Imprenditori e salute, ci pensa Aime

La Prealpina - 01/06/2016

«Quando ho compiuto settant’anni, non hanno voluto rinnovare la mia copertura assicurativa medica, invece con questo nuovo strumento si può arrivare a ottant’anni e nessuno può escluderti prima, per nessun motivo». Il problema descritto da Graziella Roncati Pomi di Aime è annoso: quando di mezzo ci sono le polizze mediche, le assicurazioni ritengono buoni clienti soltanto quelli sani come pesci. Appena scoppia un’unghia incarnita, invece, iniziano i problemi.
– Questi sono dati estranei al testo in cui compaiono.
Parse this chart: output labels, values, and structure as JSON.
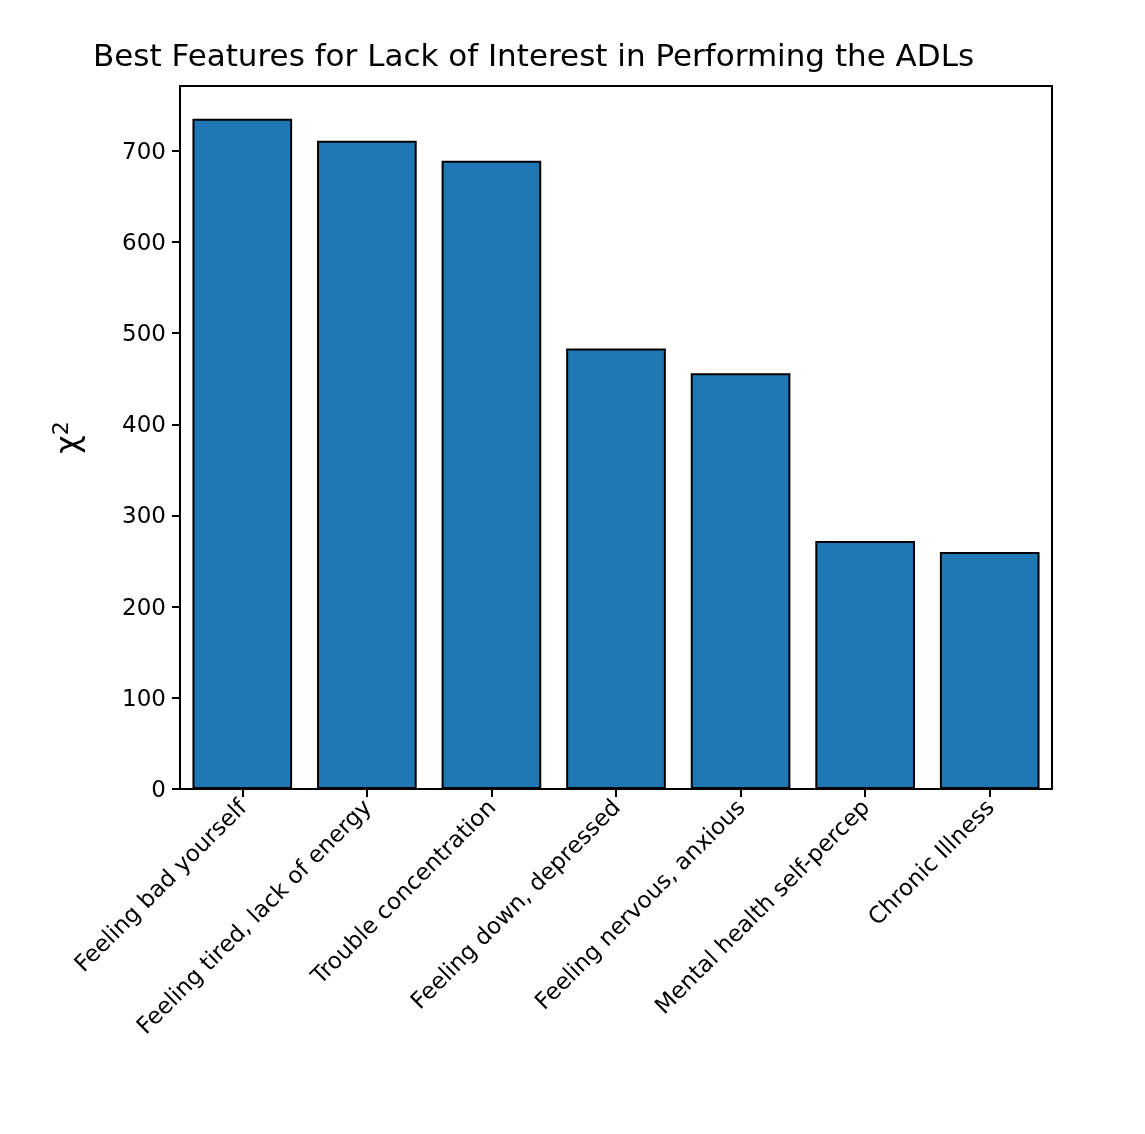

Certo, si estremizza, però con un sistema sanitario pubblico che non riesce a risolvere i suoi problemi di lentezza e col rischio di ulteriori tagli in arrivo, la previdenza sanitaria privata sta riscontrando un autentico boom.

Tanto che, ieri mattina, Aime ha presentato il suo pacchetto. L’accordo verte attorno all’iscrizione da 25 euro a Fare Mutua e poi al piano (da 583 euro a 2650 euro l’anno a seconda dell’età) di Unisalute di Unipol, uno dei principali attori nazionali del settore: «Questo accordo è un fiore all’occhiello della nostra associazione – ha affermato Gianni Lucchina,segretario di Aime – perché nel tempo, come avviene nelle normali polizze sanitarie, il nostro piano non subisce limitazioni o mancati rinnovi a causa di sinistri o malattie intervenute».

E così si resta coperti fino a 260.000 euro l’anno per «ricoveri in ospedale – ha sottolineato Giancarlo Calcaterra di AimeAssicura – e per le spese sostenute 150 giorni prima e dopo il ricovero per esami e accertamenti diagnostici. Inoltre vi è l’indennità sostitutiva giornaliera di 160 euro al giorno e abbiamo una copertura anche prestazioni di alta specializzazione». Chiaramente tutti i dettagli si possono richiedere all’Associazione imprenditori europei di Varese che ha preparato un prospetto informativo con tutti i dettagli da sapere prima di firmare: «Ma l’aspetto fondamentale – ha detto Cesare Carini di Rp Broker – è che oltre alla sicurezza di un piano sanitario duraturo fino a ottant’anni, vi è la possibilità di detrarre tutto, rispetto a quanto avviene con le polizze individuali».